Williams, colourist Dave Stewart and letterer Todd Klein work together to ensure the differing aspects of the artistic package come together into a coherent, stunning whole. So different colour palettes are used for Williams’ various style; distinct fonts and treatments distinguish between the speech and thoughts of Batwoman, Wonder Woman, Bloody Mary and so on. It all makes for a book that looks like nothing else in DC’s line.

The cover is striking, too. From the fantastically real image of Batwoman confronting Bloody Mary to the more impressionistic Wonder Woman to the reflected logo – it’s a winner. Take away the cliched blood on Diana’s sword and it’d be perfect.

So I’m back with Batwoman. More issues this fine and I won’t be going anywhere.

9 thoughts on “Batwoman #12 review

  1. I see Bones still has his artificial leg–and that's emblematic of the big problem with the DC reboot. As I recall, Bones got it bitten off while running with Infinity Inc.—who look like they've been completely erased, given no JSA on Earth-1. This will then necessitate a completely superfluous new explanation of how Bones lost his leg, which no one will care about. Basically, a lot of backstory will have no be rehashed at some point, to the detriment of good storytelling. These “zero” issues might answer some questions, but its' still a big mess from a cohesive storytelling standpoint.


  2. This cover needs to made into a poster. It so would look awesome my wall.
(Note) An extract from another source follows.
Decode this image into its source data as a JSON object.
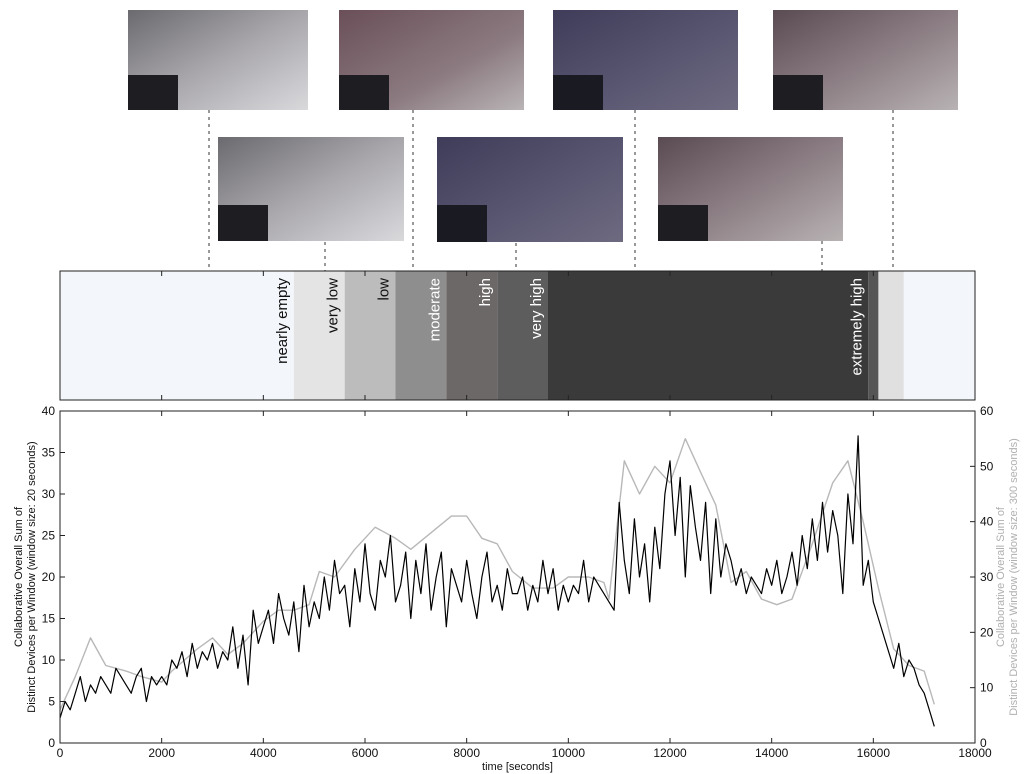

    Ah-ha! Glad you took my suggestion to check this out with someone else writing Wonder Woman. Turned pretty decently for the moment (We need to see her talk with Batwoman to see something different than her internal monologue). Though I will admit that as July's issue, Wonder Woman comic got so much better when it decided to return to the plot surrounding the pregancy. The whole Hades sidetrack was a waste of time and hampered by poor artwork from Tony Akins. Anyhow…

    The only real thing that bothers me about Batwoman right now is that she has had a sigficant battle or win over Medusa and her followers. I want her to fight and defeat Maro, but it didn't happen last issue sadly. Maybe we can finally correct that in this arc? Oh well, here's hoping to that!


  3. Martin, this was a fantastic review, informative, critical and complimentary (but not overly so) where needed, and insightful. This applies to the Superboy and DC Universe Presents reviews that I read for the first time today. Thanks for such consistently thoughtful comics analysis!

    Now if only you could get DC to bring back JLI 😉


  4. Hi Cdonald, Mr Whiskas – I'd love it if we were surprised by a Chase/Mr Bones story in Detective Comics #0 – after all, what else do we need to know about Kate Kane at this point.

    Or better still, some clarification of Bette Kane's heroic career.


  5. Your line, “First, the bad: this ruddy kidnapped kids storyline still isn't resolved – it's been a year, and I know how those angry Gotham citizens feel.” — had me rolling!

    Personally, I didn't like this issue. The split narrative served no purpose. Throughout the issue I was under the impression that the monsters that Wonder Woman was combating was somehow going to be linked to Batwoman's plight, but instead it acted as an introduction to Wonder Woman!? When does Wonder Woman need an intro? Overall, the narration was more concise and clear (opposed to the past several issues), but to what end? Nothing was really told, and it disappointed me. Criticisms aside, Mr. Bones wearing a Hawaiian shirt equates to gold in my book!


  6. I can see why you were thinking 'linked!', Anthony – spooky folk, kidnapped kids … I supposed they were going for a thematic link, but you're spot on, everyone knows Wonder Woman (even if some of us barely recognise her these days).